GP screening of recent migrants for latent tuberculosis (TB) infection when they register with them could prevent the majority of new cases in this group of patients, suggests a UK study.
For most of those cases of TB that could not have been prevented through screening on registration, the main reason was the patient had not registered at all or had delayed in registering so they were not registered far enough in advance of diagnosis.
Researchers looked at 857 new diagnoses of TB made among foreign-born patients, who arrived in the UK after 1999 and were diagnosed with TB between 2000 and 2010.
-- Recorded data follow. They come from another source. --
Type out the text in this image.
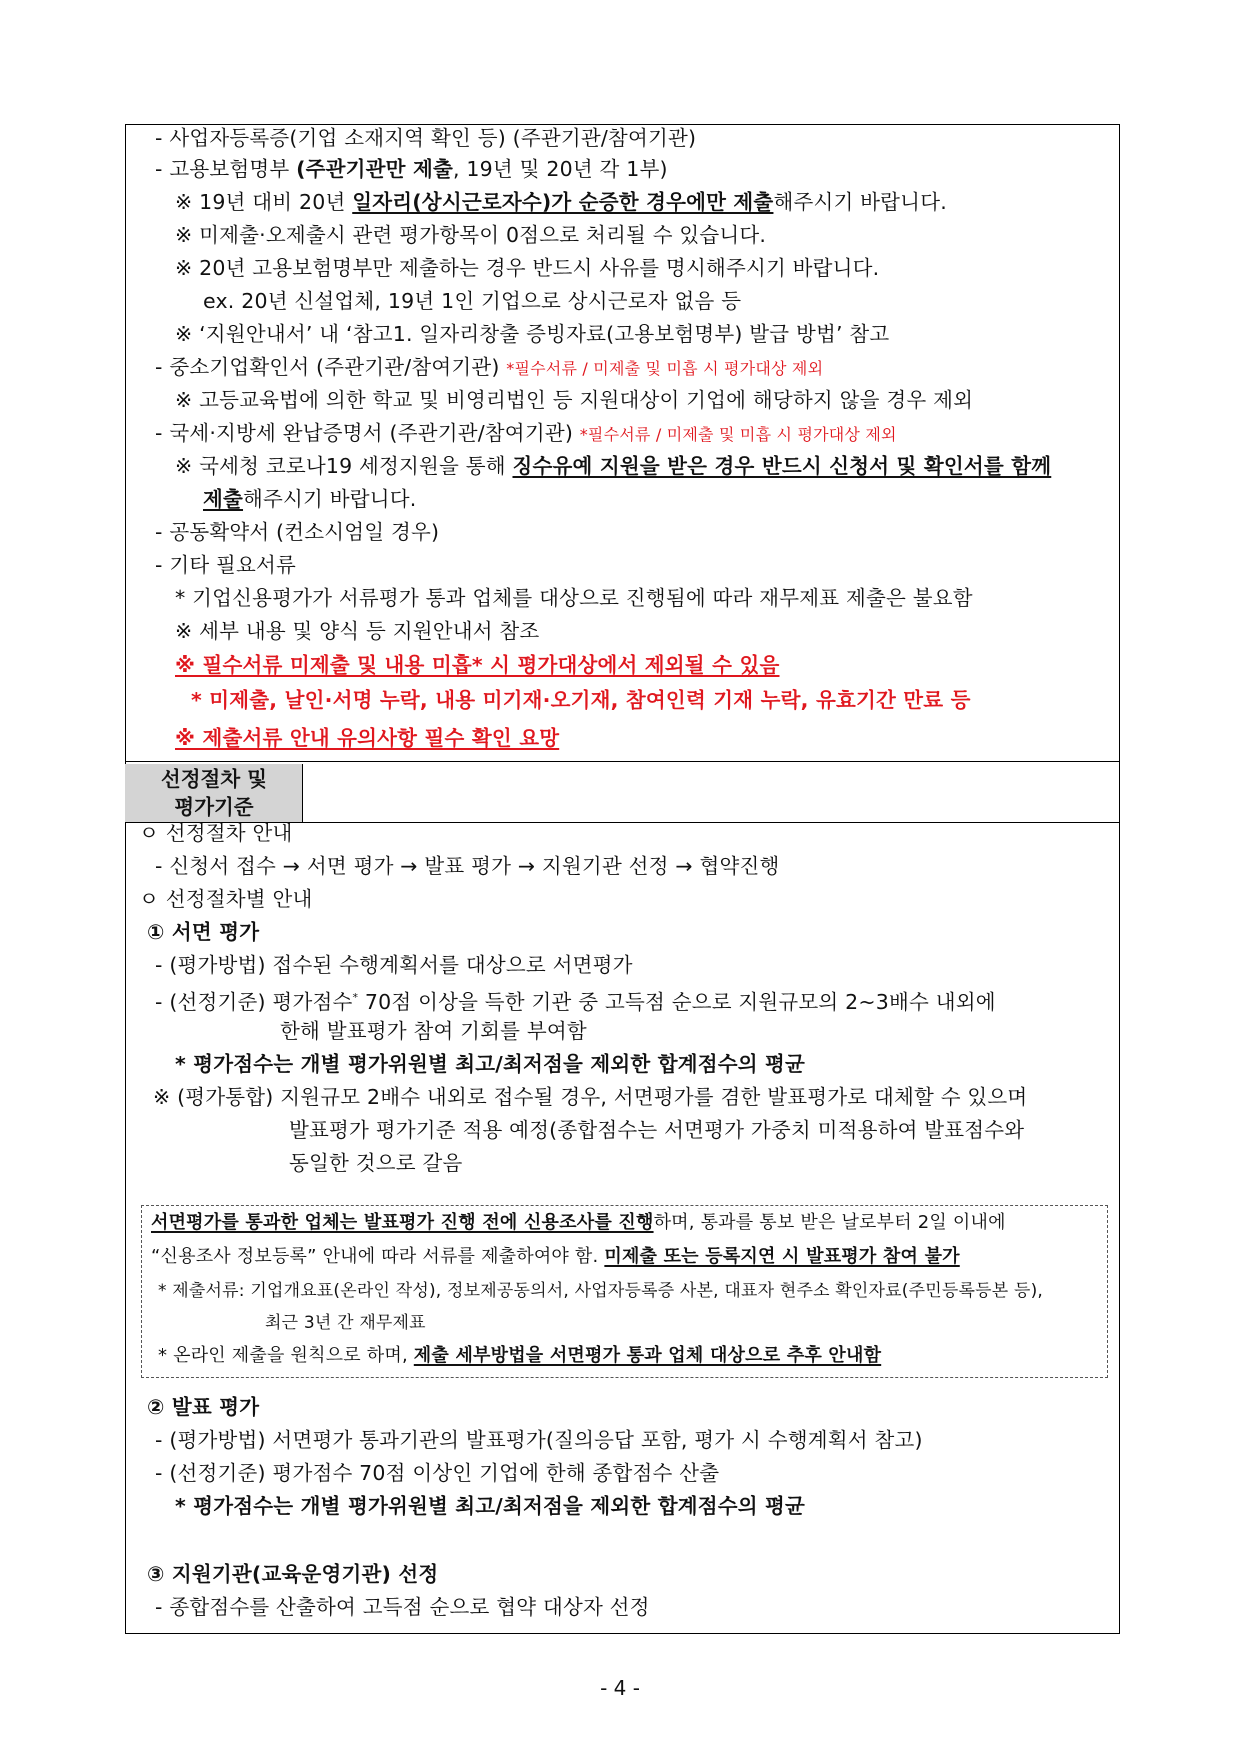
- 사업자등록증(기업 소재지역 확인 등) (주관기관/참여기관)
- 고용보험명부 (주관기관만 제출, 19년 및 20년 각 1부)
※ 19년 대비 20년 일자리(상시근로자수)가 순증한 경우에만 제출해주시기 바랍니다.
※ 미제출·오제출시 관련 평가항목이 0점으로 처리될 수 있습니다.
※ 20년 고용보험명부만 제출하는 경우 반드시 사유를 명시해주시기 바랍니다.
ex. 20년 신설업체, 19년 1인 기업으로 상시근로자 없음 등
※ ‘지원안내서’ 내 ‘참고1. 일자리창출 증빙자료(고용보험명부) 발급 방법’ 참고
- 중소기업확인서 (주관기관/참여기관) *필수서류 / 미제출 및 미흡 시 평가대상 제외
※ 고등교육법에 의한 학교 및 비영리법인 등 지원대상이 기업에 해당하지 않을 경우 제외
- 국세·지방세 완납증명서 (주관기관/참여기관) *필수서류 / 미제출 및 미흡 시 평가대상 제외
※ 국세청 코로나19 세정지원을 통해 징수유예 지원을 받은 경우 반드시 신청서 및 확인서를 함께
제출해주시기 바랍니다.
- 공동확약서 (컨소시엄일 경우)
- 기타 필요서류
* 기업신용평가가 서류평가 통과 업체를 대상으로 진행됨에 따라 재무제표 제출은 불요함
※ 세부 내용 및 양식 등 지원안내서 참조
※ 필수서류 미제출 및 내용 미흡* 시 평가대상에서 제외될 수 있음
* 미제출, 날인·서명 누락, 내용 미기재·오기재, 참여인력 기재 누락, 유효기간 만료 등
※ 제출서류 안내 유의사항 필수 확인 요망
선정절차 및
평가기준
ㅇ 선정절차 안내
- 신청서 접수 → 서면 평가 → 발표 평가 → 지원기관 선정 → 협약진행
ㅇ 선정절차별 안내
① 서면 평가
- (평가방법) 접수된 수행계획서를 대상으로 서면평가
- (선정기준) 평가점수* 70점 이상을 득한 기관 중 고득점 순으로 지원규모의 2~3배수 내외에
한해 발표평가 참여 기회를 부여함
* 평가점수는 개별 평가위원별 최고/최저점을 제외한 합계점수의 평균
※ (평가통합) 지원규모 2배수 내외로 접수될 경우, 서면평가를 겸한 발표평가로 대체할 수 있으며
발표평가 평가기준 적용 예정(종합점수는 서면평가 가중치 미적용하여 발표점수와
동일한 것으로 갈음
서면평가를 통과한 업체는 발표평가 진행 전에 신용조사를 진행하며, 통과를 통보 받은 날로부터 2일 이내에
“신용조사 정보등록” 안내에 따라 서류를 제출하여야 함. 미제출 또는 등록지연 시 발표평가 참여 불가
* 제출서류: 기업개요표(온라인 작성), 정보제공동의서, 사업자등록증 사본, 대표자 현주소 확인자료(주민등록등본 등),
최근 3년 간 재무제표
* 온라인 제출을 원칙으로 하며, 제출 세부방법을 서면평가 통과 업체 대상으로 추후 안내함
② 발표 평가
- (평가방법) 서면평가 통과기관의 발표평가(질의응답 포함, 평가 시 수행계획서 참고)
- (선정기준) 평가점수 70점 이상인 기업에 한해 종합점수 산출
* 평가점수는 개별 평가위원별 최고/최저점을 제외한 합계점수의 평균
③ 지원기관(교육운영기관) 선정
- 종합점수를 산출하여 고득점 순으로 협약 대상자 선정
- 4 -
They found 551 (60%) of these cases were diagnosed more than six months after patients registered with a practice, and could potentially have been prevented if the patients had been screened and treated for latent TB infection when they first registered.
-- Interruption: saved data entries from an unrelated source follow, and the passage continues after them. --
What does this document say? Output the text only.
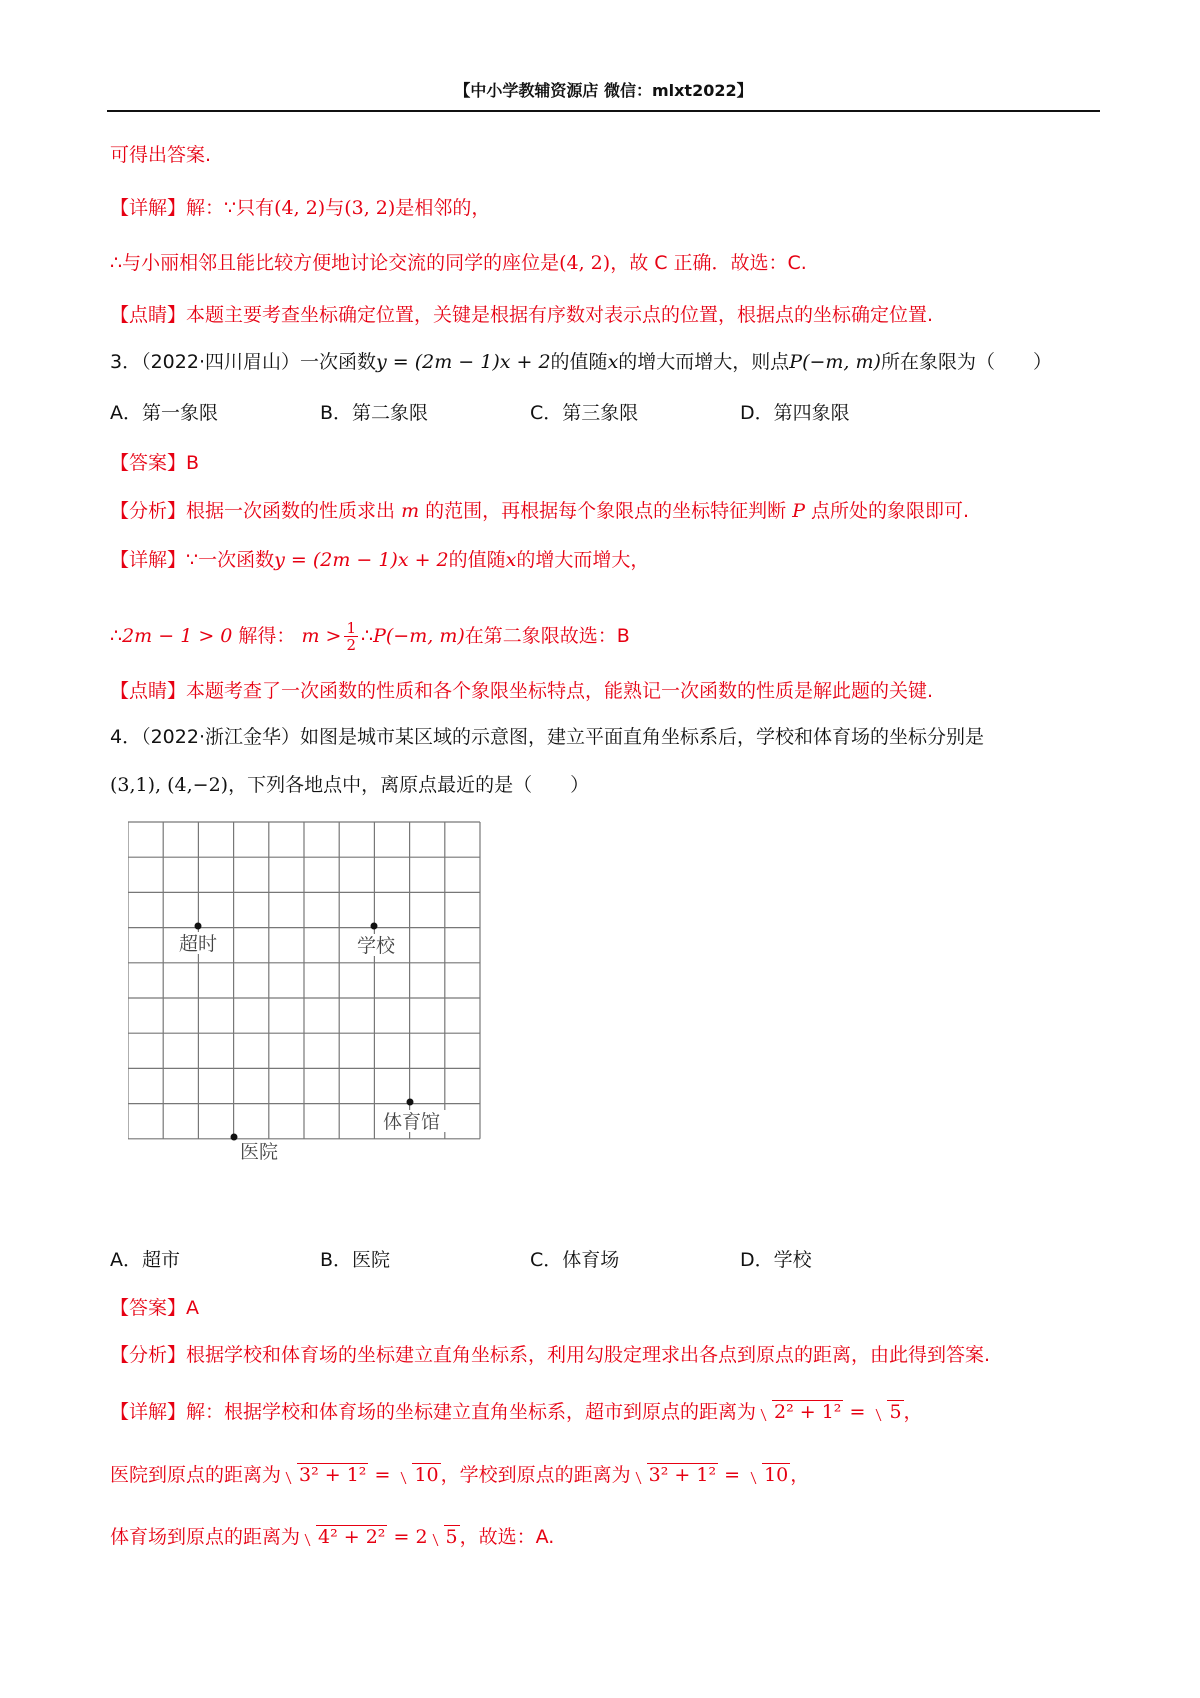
【中小学教辅资源店 微信：mlxt2022】
可得出答案.
【详解】解：∵只有(4, 2)与(3, 2)是相邻的，
∴与小丽相邻且能比较方便地讨论交流的同学的座位是(4, 2)，故 C 正确．故选：C.
【点睛】本题主要考查坐标确定位置，关键是根据有序数对表示点的位置，根据点的坐标确定位置.
3．（2022·四川眉山）一次函数y = (2m − 1)x + 2的值随x的增大而增大，则点P(−m, m)所在象限为（　　）
A．第一象限	B．第二象限	C．第三象限	D．第四象限
【答案】B
【分析】根据一次函数的性质求出 m 的范围，再根据每个象限点的坐标特征判断 P 点所处的象限即可.
【详解】∵一次函数y = (2m − 1)x + 2的值随x的增大而增大，
∴2m − 1 > 0 解得： $m > \frac{1}{2}$ ∴P(−m, m)在第二象限故选：B
【点睛】本题考查了一次函数的性质和各个象限坐标特点，能熟记一次函数的性质是解此题的关键.
4．（2022·浙江金华）如图是城市某区域的示意图，建立平面直角坐标系后，学校和体育场的坐标分别是
(3,1), (4,−2)，下列各地点中，离原点最近的是（　　）
超时	学校
体育馆
医院
A．超市	B．医院	C．体育场	D．学校
【答案】A
【分析】根据学校和体育场的坐标建立直角坐标系，利用勾股定理求出各点到原点的距离，由此得到答案.
【详解】解：根据学校和体育场的坐标建立直角坐标系，超市到原点的距离为 2² + 1² = 5 ，
医院到原点的距离为 3² + 1² = 10 ，学校到原点的距离为 3² + 1² = 10 ，
体育场到原点的距离为 4² + 2² = 2 5 ，故选：A.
Reporting the findings in the journal Thorax, the researchers called for more to be done to encourage newly arrived immigrants to register in primary care, to help pick up the infection before it is too late to stop active TB developing.
The team concluded: ‘Our data support the principle of immigrant latent TB infection screening at the time of primary care registration as a rational and effective strategy if implemented at a regional level in a high-burden setting.’
The findings come after Public Health England announced plans to introduce a nationally co-ordinated latent TB infection screening programme in primary care, targeting recently-arrived immigrants from countries with TB incidences above 150 per 100,000, in order to tackle the growing burden of TB in some urban areas.